Boston protesters silence Right rally
THOUSANDS of demonstrators chanting anti-Nazi slogans converged on downtown Boston in a boisterous repudiation of white nationalism, dwarfing a small group of conservatives who cut short their planned “free speech rally” a week after a gathering of hate groups led to bloodshed in Virginia.
Counter-protesters marched through the city to historic Boston Common, where many gathered near a bandstand abandoned early by conservatives who had planned to deliver a series of speeches.
Police vans escorted the conservatives out of the area, and angry counter-protesters scuffled with armed officers trying to maintain order.
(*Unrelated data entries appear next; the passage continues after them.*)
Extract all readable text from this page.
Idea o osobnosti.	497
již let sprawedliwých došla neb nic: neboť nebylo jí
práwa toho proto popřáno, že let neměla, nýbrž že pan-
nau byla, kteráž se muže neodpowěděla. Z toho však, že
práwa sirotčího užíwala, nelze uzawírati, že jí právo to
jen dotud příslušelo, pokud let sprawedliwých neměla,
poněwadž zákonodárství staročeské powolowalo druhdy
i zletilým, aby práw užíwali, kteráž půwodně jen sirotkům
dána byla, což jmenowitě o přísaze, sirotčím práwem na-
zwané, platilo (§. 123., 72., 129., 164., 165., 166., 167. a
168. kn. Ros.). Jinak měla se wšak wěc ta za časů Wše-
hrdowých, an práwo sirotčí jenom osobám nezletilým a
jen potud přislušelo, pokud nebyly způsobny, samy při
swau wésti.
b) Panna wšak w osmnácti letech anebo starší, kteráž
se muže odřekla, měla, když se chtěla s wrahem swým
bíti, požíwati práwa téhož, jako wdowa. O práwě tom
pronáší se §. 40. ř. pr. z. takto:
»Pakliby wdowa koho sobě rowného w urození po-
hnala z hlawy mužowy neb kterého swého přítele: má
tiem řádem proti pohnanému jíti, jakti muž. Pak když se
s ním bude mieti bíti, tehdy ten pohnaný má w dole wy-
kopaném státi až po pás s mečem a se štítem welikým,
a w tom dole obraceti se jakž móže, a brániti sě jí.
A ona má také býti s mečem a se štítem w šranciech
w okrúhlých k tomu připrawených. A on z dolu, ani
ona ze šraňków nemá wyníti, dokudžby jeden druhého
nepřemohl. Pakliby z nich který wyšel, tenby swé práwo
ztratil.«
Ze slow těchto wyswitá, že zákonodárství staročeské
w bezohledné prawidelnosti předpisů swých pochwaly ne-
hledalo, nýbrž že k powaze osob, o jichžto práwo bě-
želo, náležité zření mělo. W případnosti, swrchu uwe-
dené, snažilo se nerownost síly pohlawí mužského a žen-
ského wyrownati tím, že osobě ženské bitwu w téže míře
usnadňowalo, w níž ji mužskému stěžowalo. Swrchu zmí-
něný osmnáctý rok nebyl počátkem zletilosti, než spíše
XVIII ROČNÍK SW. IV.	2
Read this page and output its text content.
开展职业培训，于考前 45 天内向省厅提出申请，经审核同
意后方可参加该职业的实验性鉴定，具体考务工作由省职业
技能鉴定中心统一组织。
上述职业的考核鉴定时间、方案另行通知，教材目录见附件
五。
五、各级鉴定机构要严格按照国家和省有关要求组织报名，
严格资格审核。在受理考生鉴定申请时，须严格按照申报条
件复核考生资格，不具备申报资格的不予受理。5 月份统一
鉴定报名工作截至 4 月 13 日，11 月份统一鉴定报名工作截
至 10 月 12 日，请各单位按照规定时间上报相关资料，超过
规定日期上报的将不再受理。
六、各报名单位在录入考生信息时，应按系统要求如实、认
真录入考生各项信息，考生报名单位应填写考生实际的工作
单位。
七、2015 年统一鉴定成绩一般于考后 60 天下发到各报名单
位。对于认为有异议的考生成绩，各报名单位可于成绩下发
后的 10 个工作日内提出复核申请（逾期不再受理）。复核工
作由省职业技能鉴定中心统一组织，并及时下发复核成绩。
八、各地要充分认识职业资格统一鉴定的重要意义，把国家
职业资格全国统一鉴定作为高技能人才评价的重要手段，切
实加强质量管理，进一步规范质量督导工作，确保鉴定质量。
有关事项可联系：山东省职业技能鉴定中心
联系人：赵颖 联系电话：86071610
Members of the Black Lives Matter movement later protested on the common, where a Confederate flag was burned and protesters pounded on the sides of a police vehicle.
Later in the afternoon, Boston’s police department tweeted that protesters were throwing bottles, urine and rocks at them and asked people to refrain from doing so.
Boston Commissioner William Evans said 27 arrests were made – mostly for disorderly conduct, while some were for assaulting police officers. Officials said the rallies drew about 40,000 people.
President Donald Trump applauded the people in Boston who he said were “speaking out” against bigotry and hate. Mr Trump added in a Twitter message that “our country will soon come together as one!”
Organisers of the conservative event had distanced themselves from the Neo-Nazis, white supremacists and others who fomented violence in Charlottesville on August 12.
A woman was killed at that Unite the Right rally when a car ploughed into counterdemonstrators.
Rallies in other cities around the country each attracted hundreds of people showing their opposition to white supremacist groups.